While that may be true, Muskoka does not have a lower per capital number of beds relative to other similar communities. MAHC currently has 96 beds (80 acute care beds and 16 complex continuing care beds) and the current future planning work proposes to increase the number of beds to a total of 157 by 2031.
Foundation donations are down 43%.
It is unclear where this information was sourced. The Huntsville Hospital Foundation indicates it is seeing steady growth year to year in fundraising. Unfortunately when comparing years, a $1 million donation in 2015 would make it appear that in subsequent years there has been a decline. The South Muskoka Hospital Foundation believes it is fair to say that major gift donors are hesitant to offer future financial support until the future planning direction is clear. The South Muskoka Hospital Foundation recently completed its successful Get Better capital campaign, and through this major gift approach many donors are at the end or have already completed their pledges.
This context is important to fairly and objectively compare year-end numbers.

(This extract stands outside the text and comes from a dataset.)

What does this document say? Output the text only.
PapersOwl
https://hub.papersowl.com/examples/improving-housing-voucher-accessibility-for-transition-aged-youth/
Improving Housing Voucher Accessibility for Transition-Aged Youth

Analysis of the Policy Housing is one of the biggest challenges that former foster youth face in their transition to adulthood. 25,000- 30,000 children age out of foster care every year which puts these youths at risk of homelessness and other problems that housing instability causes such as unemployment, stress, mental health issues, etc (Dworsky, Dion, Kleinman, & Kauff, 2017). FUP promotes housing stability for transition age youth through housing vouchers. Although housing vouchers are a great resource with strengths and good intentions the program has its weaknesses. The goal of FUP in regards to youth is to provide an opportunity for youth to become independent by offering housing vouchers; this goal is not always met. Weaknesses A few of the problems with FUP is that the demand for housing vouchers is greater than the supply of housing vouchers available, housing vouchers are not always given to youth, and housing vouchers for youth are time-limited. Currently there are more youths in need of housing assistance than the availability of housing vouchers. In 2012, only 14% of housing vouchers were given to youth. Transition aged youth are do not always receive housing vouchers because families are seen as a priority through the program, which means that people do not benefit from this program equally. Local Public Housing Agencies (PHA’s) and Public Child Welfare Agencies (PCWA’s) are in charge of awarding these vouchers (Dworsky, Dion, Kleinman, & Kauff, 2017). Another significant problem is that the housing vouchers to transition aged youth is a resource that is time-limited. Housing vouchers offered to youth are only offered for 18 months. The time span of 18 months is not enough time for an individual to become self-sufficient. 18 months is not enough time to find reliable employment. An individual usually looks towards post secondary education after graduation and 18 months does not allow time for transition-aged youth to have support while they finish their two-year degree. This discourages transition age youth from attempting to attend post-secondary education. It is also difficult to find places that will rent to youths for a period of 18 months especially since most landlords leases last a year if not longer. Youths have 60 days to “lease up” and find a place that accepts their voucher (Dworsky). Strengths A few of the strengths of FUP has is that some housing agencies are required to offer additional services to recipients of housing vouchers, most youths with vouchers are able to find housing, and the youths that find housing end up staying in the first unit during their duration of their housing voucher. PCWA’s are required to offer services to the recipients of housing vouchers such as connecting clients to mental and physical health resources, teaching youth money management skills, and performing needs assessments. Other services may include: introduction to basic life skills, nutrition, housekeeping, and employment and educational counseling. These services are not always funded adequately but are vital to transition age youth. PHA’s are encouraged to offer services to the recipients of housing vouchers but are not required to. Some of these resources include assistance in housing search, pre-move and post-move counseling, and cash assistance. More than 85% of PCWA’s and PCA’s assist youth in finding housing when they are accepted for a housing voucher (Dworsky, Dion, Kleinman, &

The purpose of asking for a change to the LHIN boundary to the north is to justify the geographic centre of catchment area.
MAHC did not make the request for a LHIN boundary change. This recommendation came from the separate Muskoka and Area Health System Transformation work.
Why is it that Task Force meetings are not open to the public?
The format of the Task Force meetings ensures open dialogue where members are comfortable having frank discussion and exploring ideas and issues. This is not to be secretive, but is to avoid the risk of discussions being taken out of context and shared broadly leading to misinformation, or concepts that never come to fruition having to be explained and defended. It is not unlike municipal councils discussing things in a closed session until a decision point can be reached. A meeting summary is shared with media and posted on the MAHC website following each meeting.
Why was the March 1 public meeting held in Bracebridge?
The Task Force followed an approach that was not unique to consultation on regional matters in Muskoka. The District Council Chambers venue was offered the capability of live streaming. It was unfortunate there were technical issues that evening, but YourTV has generously made their coverage available on their website at www.your.tv/Muskoka until March 31, 2018. Written submissions were also invited so there was no barrier to providing comment. Focus groups are also being used to achieve stakeholder input.
Health Hubs should not operate only during normal business hours.
Health Hubs do not fall under MAHC’s operation. They are under the accountability of the family health teams, and as a result we are unable to comment on when they should be in operation.